Question 4: What happens if you map the same variable to multiple aesthetics? It will work, although because size
already buckets that value, the color
then becomes redundant.
ggplot(data = mpg) +
geom_point(mapping = aes(x = displ, y = hwy, color=cty, size=cty))
Question 5: What does the stroke
aesthetic do? What shapes does it work with? Modifies the width of the border. Works with any shapes that have a border, like 21-24.
# ?geom_point
# omitted code to avoid TMI
Question 6: What happens if you map an aesthetic to something other than a variable name, like aes(color = displ < 5)
? Because displ < 5
results in a boolean value, each observation will be colored by the result of checking whether or not displ
has a value less than 5.
ggplot(data = mpg) +
geom_point(mapping = aes(x = displ, y = hwy, color = displ < 5))
Section III
Question 1: What happens if you facet on a continuous variable? You get a plot for each value of that variable
ggplot(data = mpg) +
geom_point(mapping = aes(x = displ, y = hwy)) +
facet_wrap(~ displ, nrow = 2)
Question 2: What do the empty cells in a plot with facet_grid(drv ~ cyl)
mean? It means there are no observations within the mpg
data set where the value for drv
and the value for cyl
match the criteria. In other words, there are no 4wd, 5-cyl vehicles.
ggplot(data = mpg) +
geom_point(mapping = aes(x = displ, y = hwy)) +
facet_grid(drv ~ cyl)
Question 3: What does the following code make? What does .
do? If placed after the categorical variable, it splits the plots horizontally so that each value of that category has its own y-axis while sharing the x axis. If placed before the categorical variable, it splits the plots vertically so that each value has its own x-axis while sharing the y axis.
ggplot(data = mpg) +
geom_point(mapping = aes(x = displ, y = hwy)) +
facet_grid(drv ~ .)
ggplot(data = mpg) +
geom_point(mapping = aes(x = displ, y = hwy)) +
facet_grid(. ~ cyl)
Question 4: Take the first faceted plot in this section. What are the advantages to using faceting instead of the color aesthetic? What are the disadvantages? How might the balance change if you had a larger dataset? The advantages to using faceting instead of coloring is that it isolates the observations to their own plot within some category. This makes it a bit quicker to identify all observations within a certain criteria (i.e. compact cars). The disadvantages of this are that it is trickier to see similarities between two different classes of vehicles using faceting than it would be with the color aesthetic. By using color, you’d see these observations plotted on top of one another in the same plot, so you could see that compact and subcompact vehicles share very similar patterns when it comes to displ/hwy much easier than you can with faceting. If you had a much larger dataset, it would depend on how much variation there is within the data.

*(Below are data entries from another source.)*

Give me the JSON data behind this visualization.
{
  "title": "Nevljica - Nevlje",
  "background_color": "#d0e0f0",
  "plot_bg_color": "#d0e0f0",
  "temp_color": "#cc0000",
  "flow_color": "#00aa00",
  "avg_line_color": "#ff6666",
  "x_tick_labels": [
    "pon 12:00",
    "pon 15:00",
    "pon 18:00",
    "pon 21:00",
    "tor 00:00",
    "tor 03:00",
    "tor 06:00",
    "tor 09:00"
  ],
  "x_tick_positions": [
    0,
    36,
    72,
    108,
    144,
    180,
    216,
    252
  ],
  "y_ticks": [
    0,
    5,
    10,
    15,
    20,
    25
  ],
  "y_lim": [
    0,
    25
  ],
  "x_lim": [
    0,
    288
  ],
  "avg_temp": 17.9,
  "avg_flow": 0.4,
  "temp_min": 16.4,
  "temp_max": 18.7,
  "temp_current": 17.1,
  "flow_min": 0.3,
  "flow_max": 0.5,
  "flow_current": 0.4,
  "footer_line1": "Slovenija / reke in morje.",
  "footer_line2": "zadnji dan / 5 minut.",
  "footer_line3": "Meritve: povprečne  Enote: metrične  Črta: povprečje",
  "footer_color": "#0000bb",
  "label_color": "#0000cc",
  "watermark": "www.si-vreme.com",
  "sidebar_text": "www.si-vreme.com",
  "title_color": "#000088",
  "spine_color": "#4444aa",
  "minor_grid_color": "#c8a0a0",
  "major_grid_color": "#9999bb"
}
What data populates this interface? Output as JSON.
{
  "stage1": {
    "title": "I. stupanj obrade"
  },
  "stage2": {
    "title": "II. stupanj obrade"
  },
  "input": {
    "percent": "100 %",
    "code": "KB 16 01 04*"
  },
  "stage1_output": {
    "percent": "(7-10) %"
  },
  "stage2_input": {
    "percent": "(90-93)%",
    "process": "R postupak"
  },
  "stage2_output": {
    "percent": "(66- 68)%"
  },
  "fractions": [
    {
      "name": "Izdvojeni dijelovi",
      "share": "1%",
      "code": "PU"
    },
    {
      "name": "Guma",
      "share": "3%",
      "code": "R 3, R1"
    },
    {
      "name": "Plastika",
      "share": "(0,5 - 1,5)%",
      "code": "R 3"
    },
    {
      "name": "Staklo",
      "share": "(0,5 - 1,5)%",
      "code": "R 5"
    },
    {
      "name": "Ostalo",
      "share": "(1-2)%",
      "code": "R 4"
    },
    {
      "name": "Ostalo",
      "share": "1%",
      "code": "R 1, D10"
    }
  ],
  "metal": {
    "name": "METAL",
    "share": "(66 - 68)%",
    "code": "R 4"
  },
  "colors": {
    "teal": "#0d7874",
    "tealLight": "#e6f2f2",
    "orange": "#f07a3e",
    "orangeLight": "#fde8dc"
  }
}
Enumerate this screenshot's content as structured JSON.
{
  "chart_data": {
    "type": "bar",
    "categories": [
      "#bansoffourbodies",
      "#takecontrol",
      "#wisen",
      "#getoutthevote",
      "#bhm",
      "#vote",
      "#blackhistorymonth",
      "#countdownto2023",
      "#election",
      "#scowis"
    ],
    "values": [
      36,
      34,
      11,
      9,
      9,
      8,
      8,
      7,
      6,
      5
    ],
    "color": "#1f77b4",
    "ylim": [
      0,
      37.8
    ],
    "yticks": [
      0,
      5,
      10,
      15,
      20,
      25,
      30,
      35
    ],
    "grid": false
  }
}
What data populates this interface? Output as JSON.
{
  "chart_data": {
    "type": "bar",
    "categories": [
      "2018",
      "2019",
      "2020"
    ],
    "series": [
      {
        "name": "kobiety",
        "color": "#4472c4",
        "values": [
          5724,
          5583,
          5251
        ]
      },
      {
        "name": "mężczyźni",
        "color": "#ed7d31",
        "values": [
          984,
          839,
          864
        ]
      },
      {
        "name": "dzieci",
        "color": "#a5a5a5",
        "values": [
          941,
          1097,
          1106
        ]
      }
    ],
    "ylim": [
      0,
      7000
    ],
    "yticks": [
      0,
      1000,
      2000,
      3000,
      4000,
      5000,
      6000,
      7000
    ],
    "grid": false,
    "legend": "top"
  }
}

If we had 10,000 more vehicles in each categorical class, it may be difficult to tell by coloring that compact and subcompact vehicles have some similarities - but with faceting, the basic shape of the data would tell us this.
ggplot(data = mpg) +
geom_point(mapping = aes(x = displ, y = hwy)) +
facet_wrap(~ class, nrow = 2)
Question 5: Read ?facet_wrap
. What does nrow
do? What does ncol
do? What other options control the layout of the individual panels? Why doesn’t facet_grid()
have nrow
and ncol
variables? nrow
allows you to set the number of rows in your facet wrap, while ncol
lets you define the number of columns. facet_grid()
does not have these because it will create as many as necessary to match the dataset’s length and width.
# ?facet_wrap
# ommitted to avoid TMI
Question 6: When using facet_grid()
you should usually put the variable with more unique levels in the columns. Why? This makes it easier to compare each level’s value of the dependent variable (the y-axis). Another reason (that could be fixed by a matter of extra arguments to facet_grid()
is that the default height of the grid has a smaller value than the default width.